Noted film critic and connoisseur Meenakshi Shedde has been the India and South Asia consultant for the Berlin International Film Festival since 1998 and is conducting a workshop in Mumbai on 'discovering new world cinema in India' on 25 June. In an interview with Firstpost, Meenakshi gave us an insight into why appreciation for regional cinema has come to the fore, of late. Excerpts:
Talk to us about the gradual change in attitudes towards regional cinema?
I think there are more people interested in watching regional cinema because the content of these films is very strong. If you look at the content of films in Marathi, Malayalam or Tamil cinema, the movies have both art house and blockbuster elements, which makes them extremely interesting.
Also we see that the younger crowd is more used to watching global cinema, say maybe Japanese and Iranian movies with subtitles. Similarly, they have started watching regional cinema because of the interesting content, even though the dialogues are in a language that they are not very well versed in because they are so much more open to experimenting and also fine with watching movies with subtitles.

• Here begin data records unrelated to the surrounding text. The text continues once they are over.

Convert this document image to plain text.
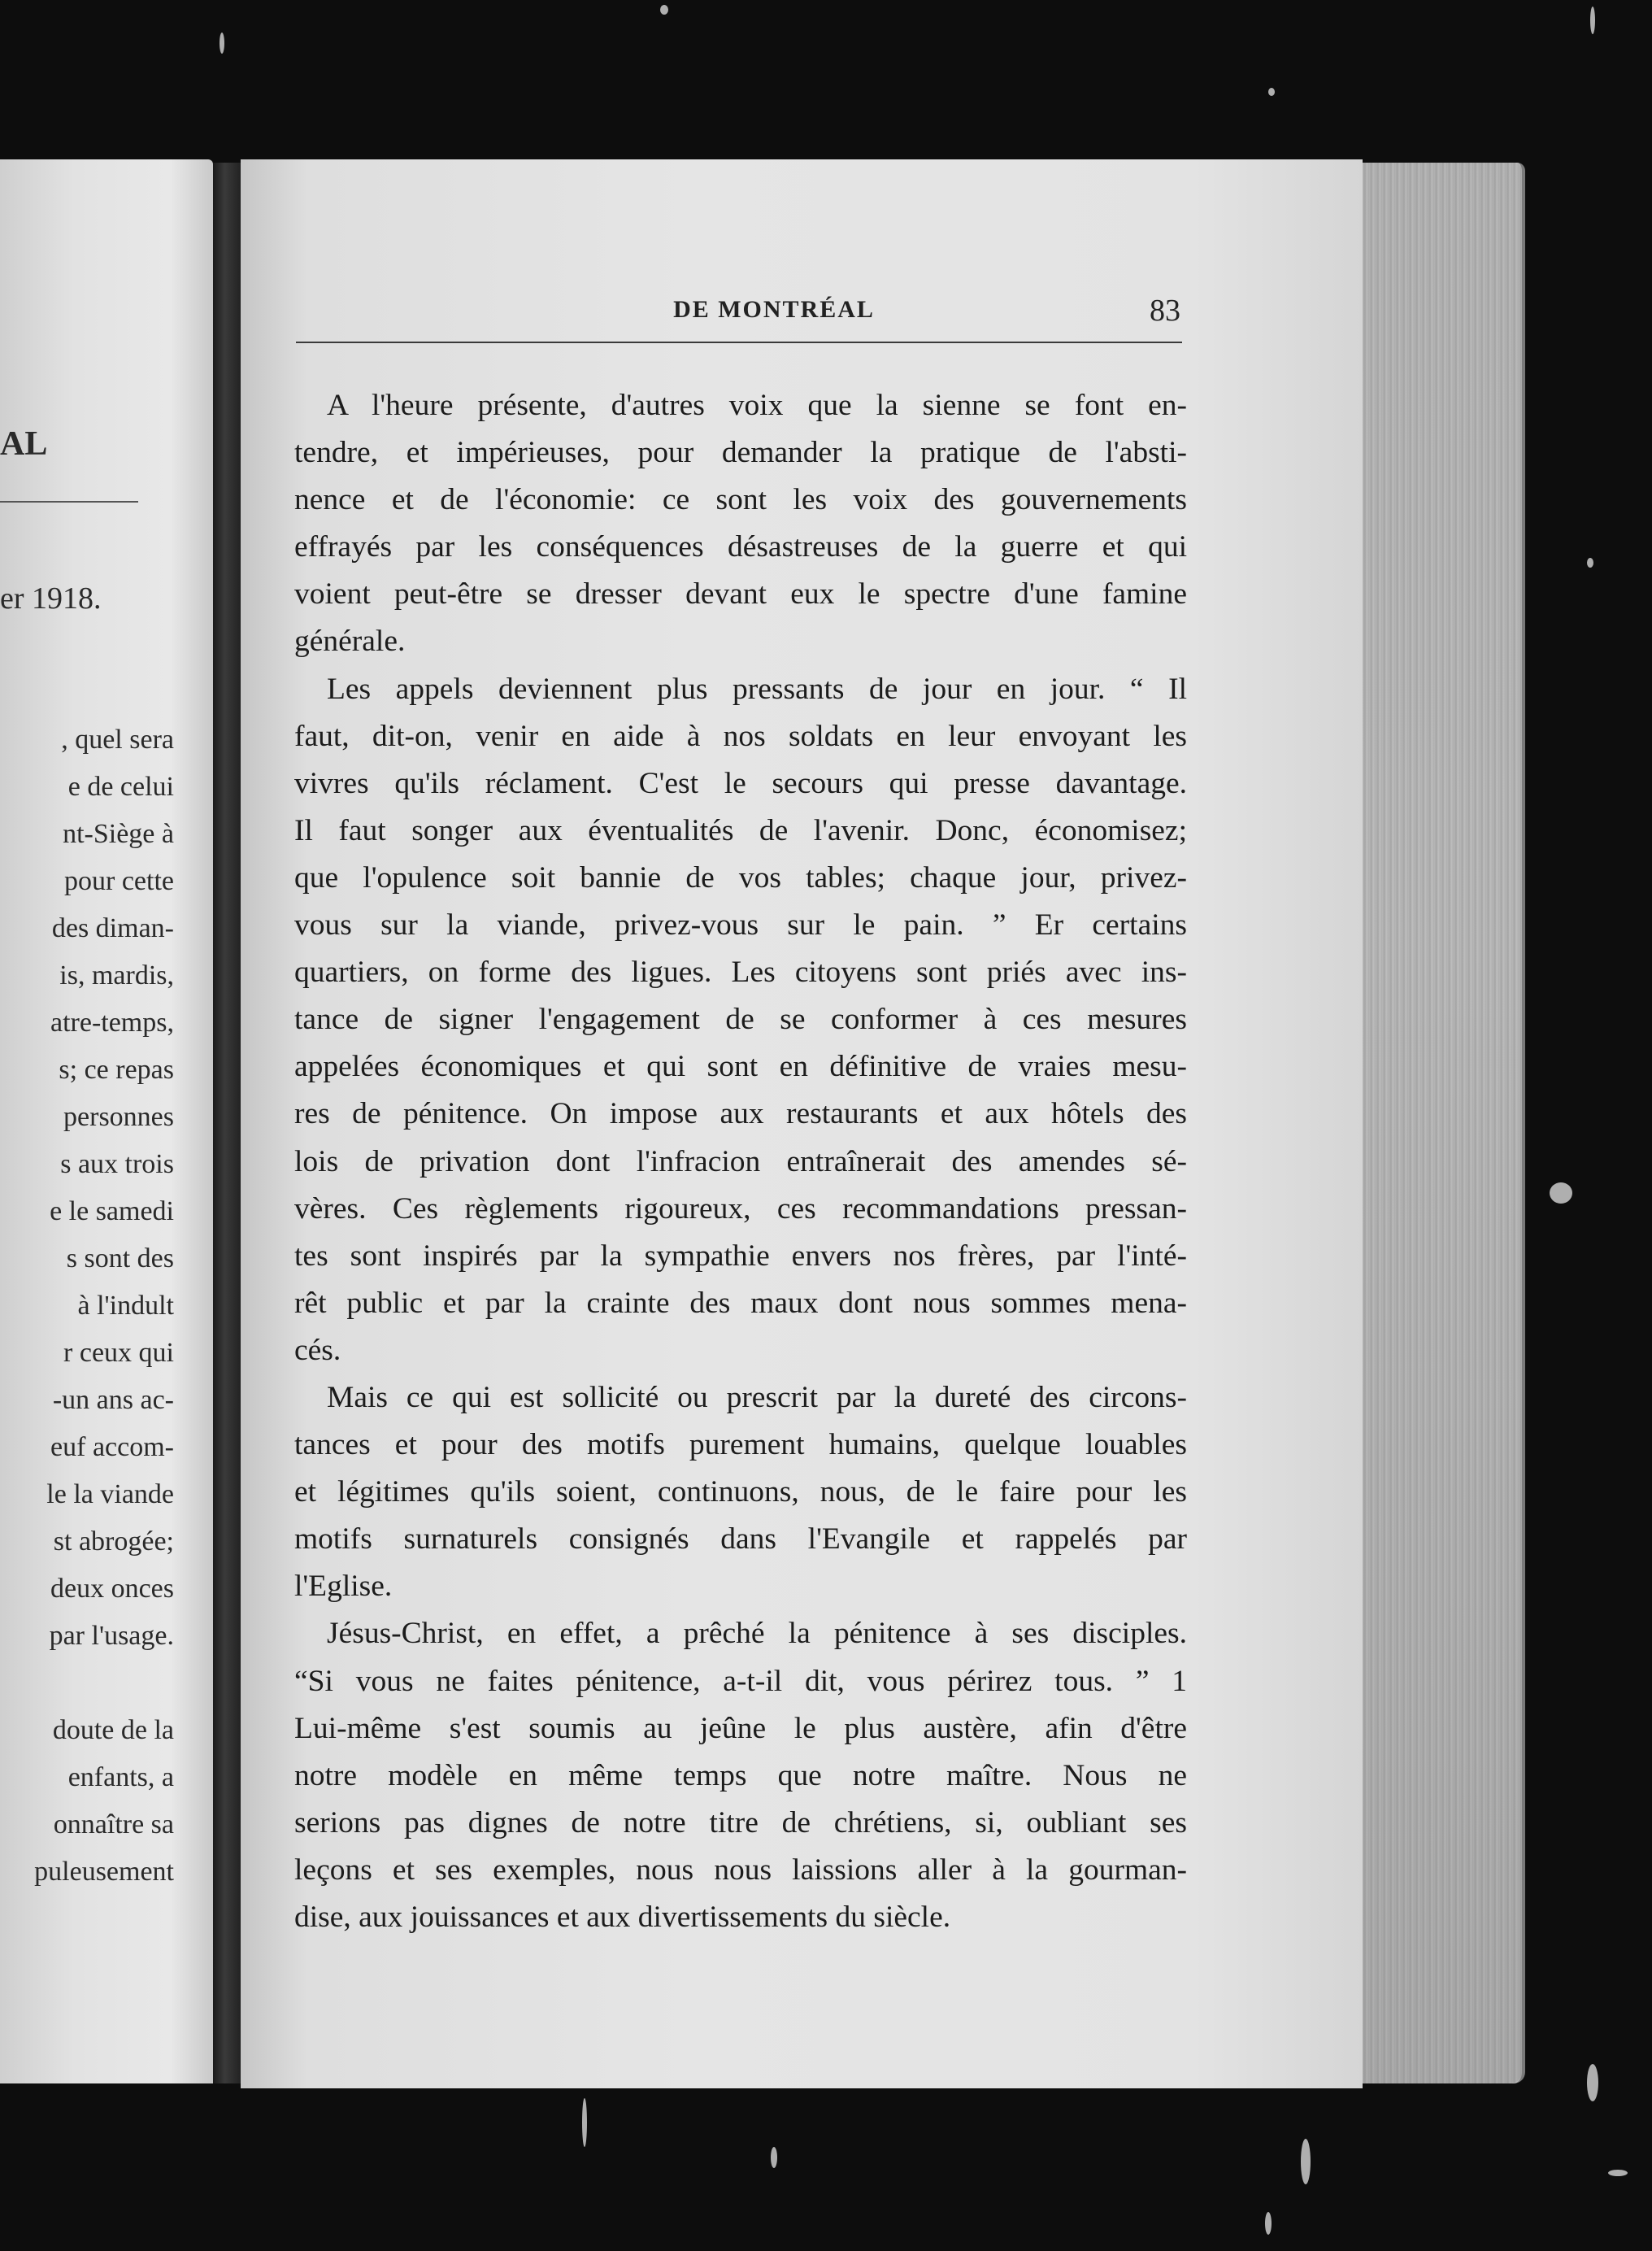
AL
er 1918.
, quel sera
e de celui
nt-Siège à
pour cette
des diman-
is, mardis,
atre-temps,
s; ce repas
personnes
s aux trois
e le samedi
s sont des
à l'indult
r ceux qui
-un ans ac-
euf accom-
le la viande
st abrogée;
deux onces
par l'usage.
doute de la
enfants, a
onnaître sa
puleusement
DE MONTRÉAL	83
A l'heure présente, d'autres voix que la sienne se font en-
tendre, et impérieuses, pour demander la pratique de l'absti-
nence et de l'économie: ce sont les voix des gouvernements
effrayés par les conséquences désastreuses de la guerre et qui
voient peut-être se dresser devant eux le spectre d'une famine
générale.
Les appels deviennent plus pressants de jour en jour. “ Il
faut, dit-on, venir en aide à nos soldats en leur envoyant les
vivres qu'ils réclament. C'est le secours qui presse davantage.
Il faut songer aux éventualités de l'avenir. Donc, économisez;
que l'opulence soit bannie de vos tables; chaque jour, privez-
vous sur la viande, privez-vous sur le pain. ” Er certains
quartiers, on forme des ligues. Les citoyens sont priés avec ins-
tance de signer l'engagement de se conformer à ces mesures
appelées économiques et qui sont en définitive de vraies mesu-
res de pénitence. On impose aux restaurants et aux hôtels des
lois de privation dont l'infracion entraînerait des amendes sé-
vères. Ces règlements rigoureux, ces recommandations pressan-
tes sont inspirés par la sympathie envers nos frères, par l'inté-
rêt public et par la crainte des maux dont nous sommes mena-
cés.
Mais ce qui est sollicité ou prescrit par la dureté des circons-
tances et pour des motifs purement humains, quelque louables
et légitimes qu'ils soient, continuons, nous, de le faire pour les
motifs surnaturels consignés dans l'Evangile et rappelés par
l'Eglise.
Jésus-Christ, en effet, a prêché la pénitence à ses disciples.
“Si vous ne faites pénitence, a-t-il dit, vous périrez tous. ” 1
Lui-même s'est soumis au jeûne le plus austère, afin d'être
notre modèle en même temps que notre maître. Nous ne
serions pas dignes de notre titre de chrétiens, si, oubliant ses
leçons et ses exemples, nous nous laissions aller à la gourman-
dise, aux jouissances et aux divertissements du siècle.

What is the hold of regional cinema over mainstream Bollywood cinema?
Initially, people in India were 'language racist'. The older generation had a very limited access to movies and they preferred watching mainstream Bollywood movies that they had access to. There are a few box office hits that have surpassed the boundaries of being regional hits like Sairat. Now it seems the market has changed, and people are more open to watch movies that interest them, no matter what language they are in, as long as they have subtitles.
Do you think the digital era has helped to make regional cinema more accessible?

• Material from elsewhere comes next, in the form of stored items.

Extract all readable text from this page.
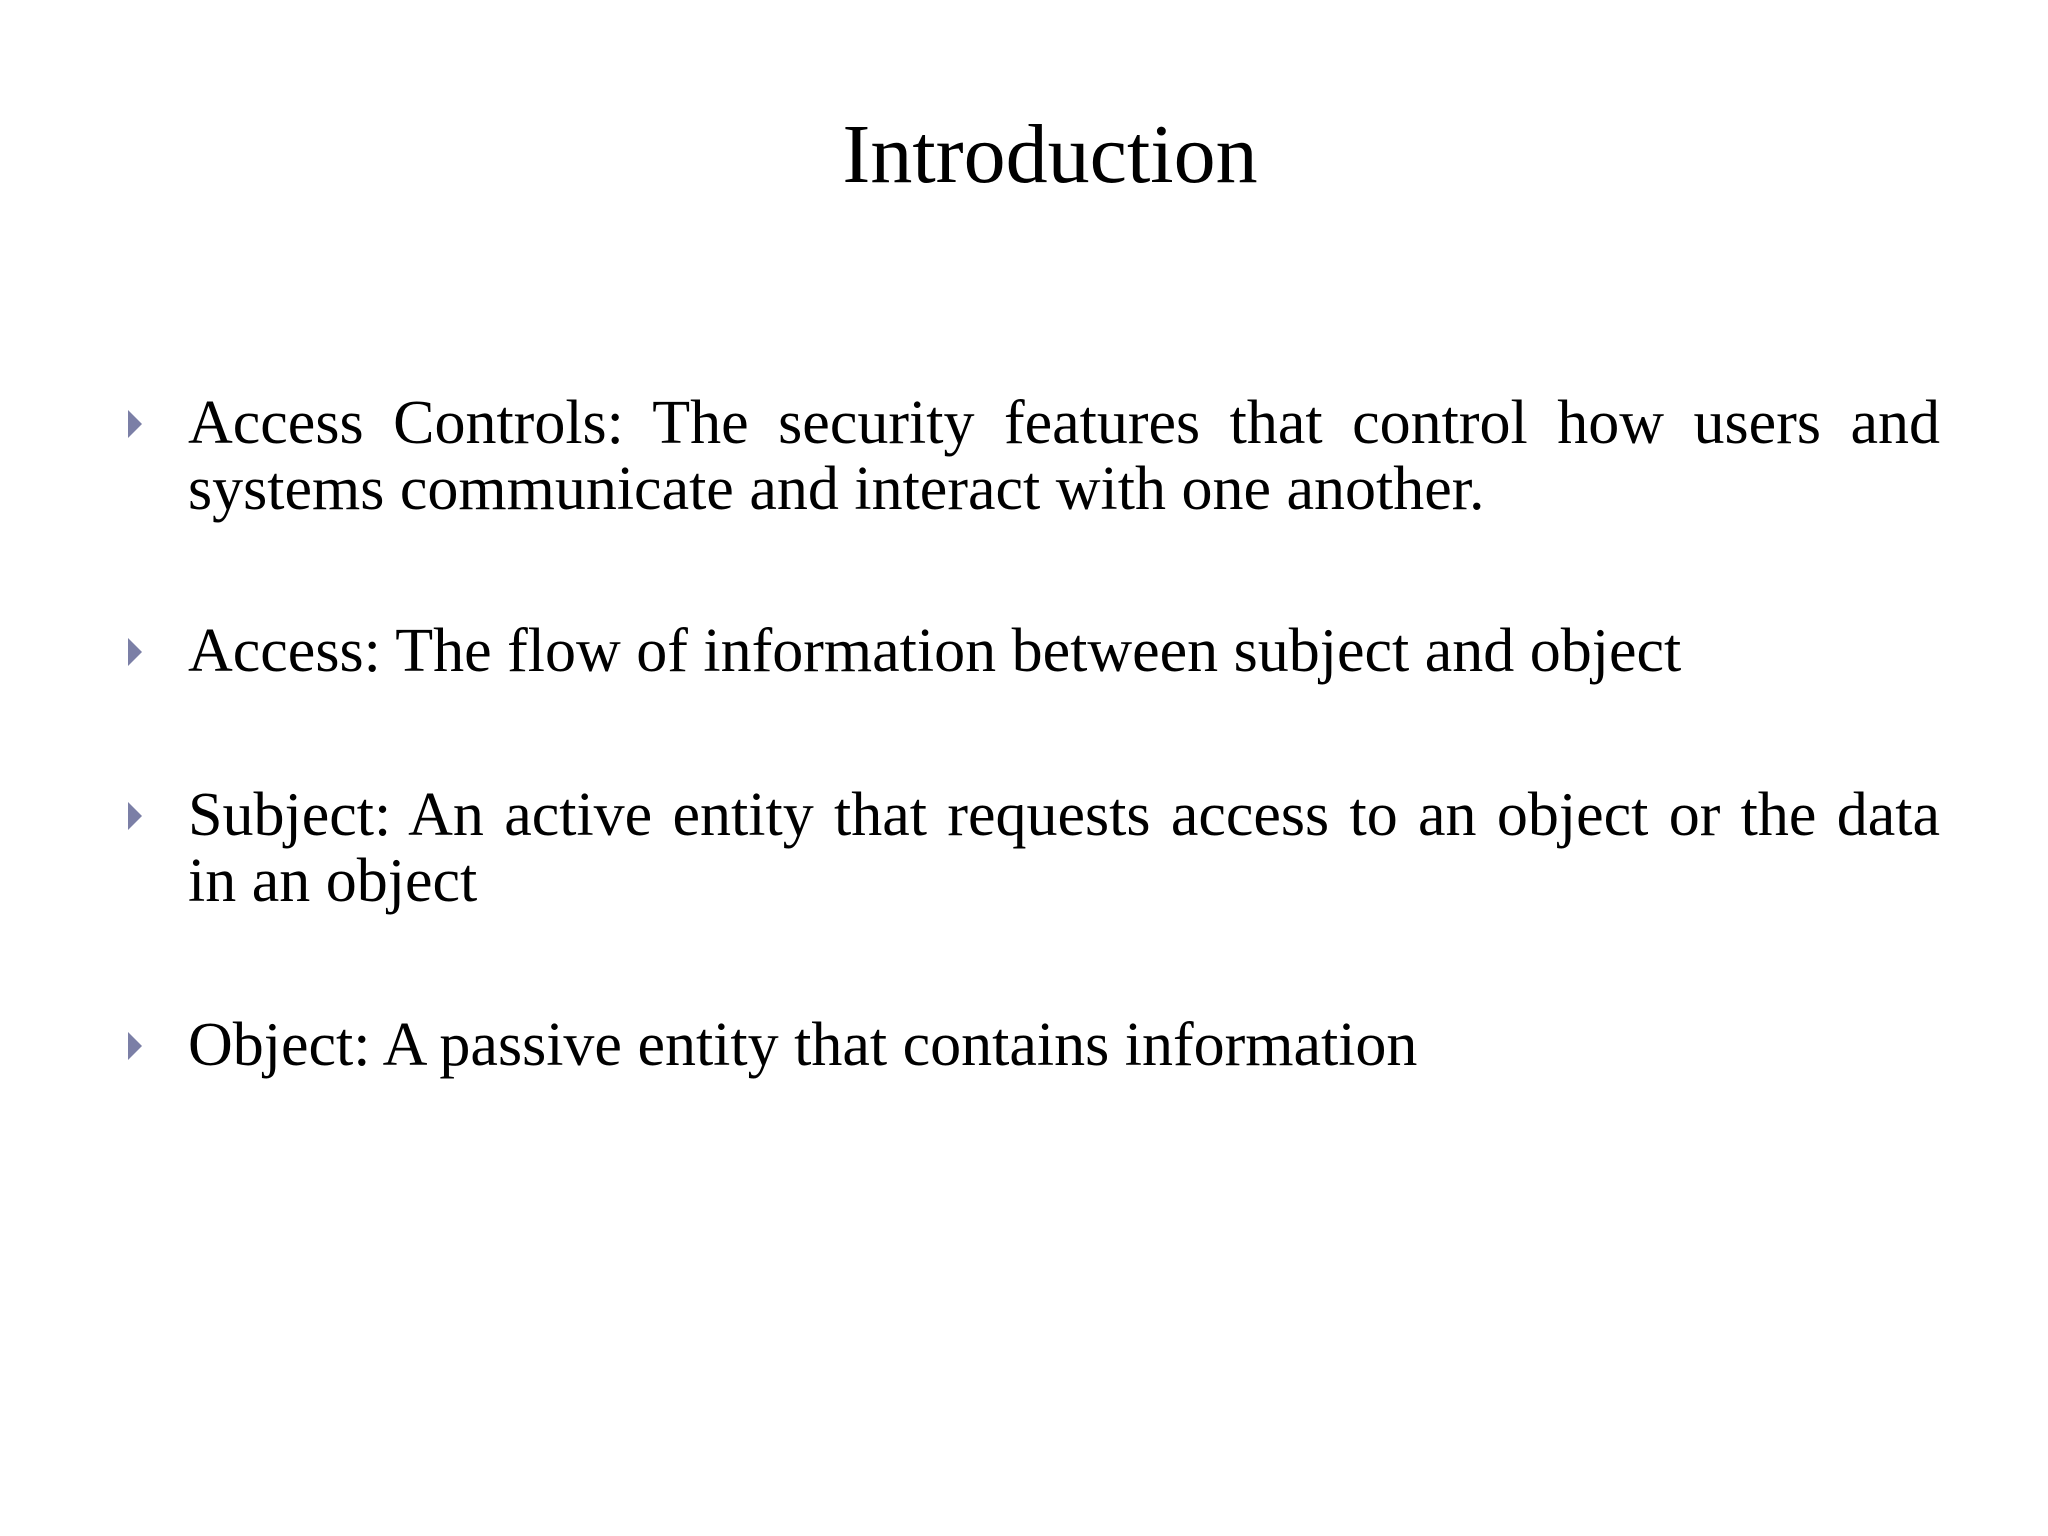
Introduction
Access Controls: The security features that control how users and systems communicate and interact with one another.
Access: The flow of information between subject and object
Subject: An active entity that requests access to an object or the data in an object
Object: A passive entity that contains information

Definitely, the market for all sort of movies has grown now that movies are available online. Movies can be downloaded legally and illegally and that means more movies are being consumed by the audience. Regional cinema too, can be downloaded and watched anytime. Someone sitting in Delhi can watch a Tamil movie online if they want to, and that makes a big difference.

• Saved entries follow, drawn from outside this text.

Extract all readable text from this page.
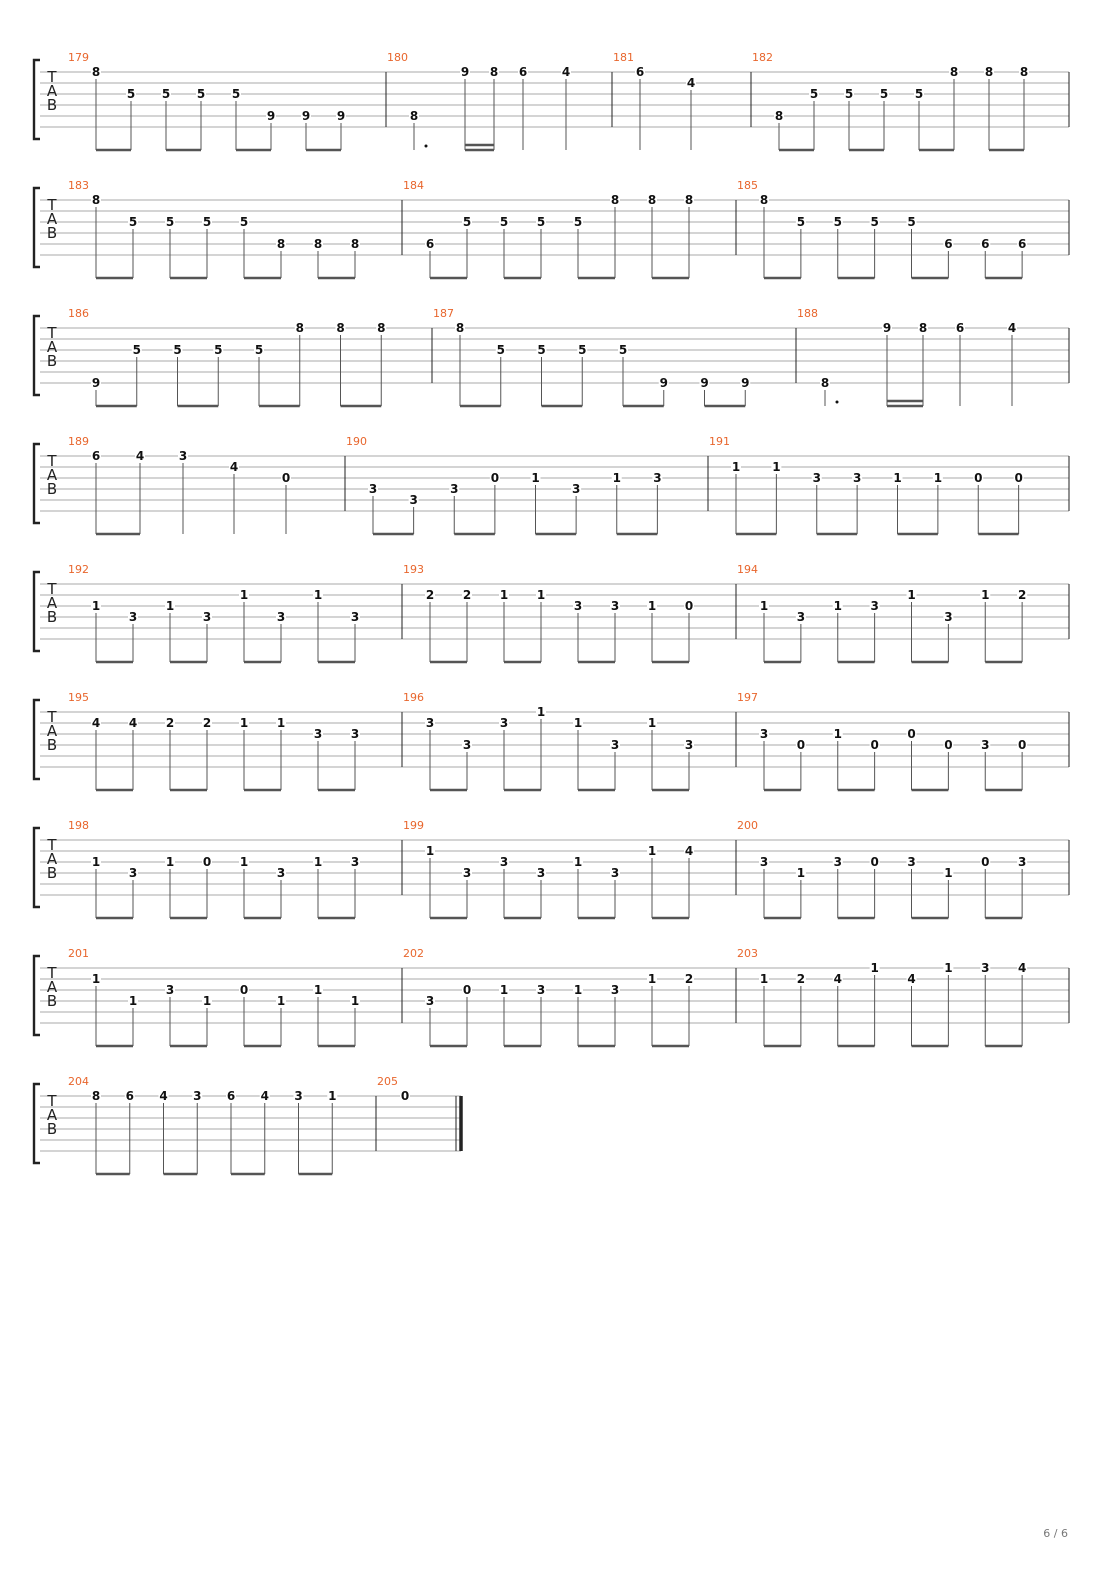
T
A
B
179
8
5 5 5 5
9 9 9
180
8
9 8 6	4
181
6
4
182
8
5 5 5 5
8 8 8
T
A
B
183
8
5 5 5 5
8 8 8
184
6
5 5 5 5
8 8 8
185
8
5 5 5 5
6 6 6
T
A
B
186
9
5	5	5	5
8	8	8
187
8
5	5	5	5
9	9	9
188
8
9 8 6	4
T
A
B
189
6	4	3
4
0
190
3
3
3
0	1
3
1	3
191
1	1
3	3	1	1	0	0
T
A
B
192
1
3
1
3
1
3
1
3
193
2 2 1 1
3 3 1 0
194
1
3
1 3
1
3
1 2
T
A
B
195
4 4 2 2 1 1
3 3
196
3
3
3
1
1
3
1
3
197
3
0
1
0
0
0 3 0
T
A
B
198
1
3
1 0 1
3
1 3
199
1
3
3
3
1
3
1 4
200
3
1
3 0 3
1
0 3
T
A
B
201
1
1
3
1
0
1
1
1
202
3
0 1 3 1 3
1 2
203
1 2 4
1
4
1 3 4
T
A
B
204
8 6 4 3 6 4 3 1
205
0
6 / 6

Also, the way films are made has completely changed. The switch from celluloid to digital makes it possible to change the way films are distributed -- films now can be sent from one place to another via satellite transmission.
Also international players like UTV Disney and Viacom 18 are producing regional movies in India; they have even set up offices in India to handle business here. Eros and Yash Raj Films followed, and now have big stakes in regional film industries.
How does this help?
Because films are distributed easily, it means that there will be more takers for the film. A Tamil film can make it's way to cinemas in Delhi, Mumbai and Kolkata easily. Even if you look at a ticket booking app in a metropolis like Mumbai, you will see the number of mainstream Bollywood films being shown is the same as the number of regional films being shown. The language barrier is being broken because of the internet and because people travel more and are up for seeing more interesting stuff.
Meenakshi's workshop 'Discovering New World Cinema in India' is being conducted on 25 June where she will be talking about regional directors winning international acclaim.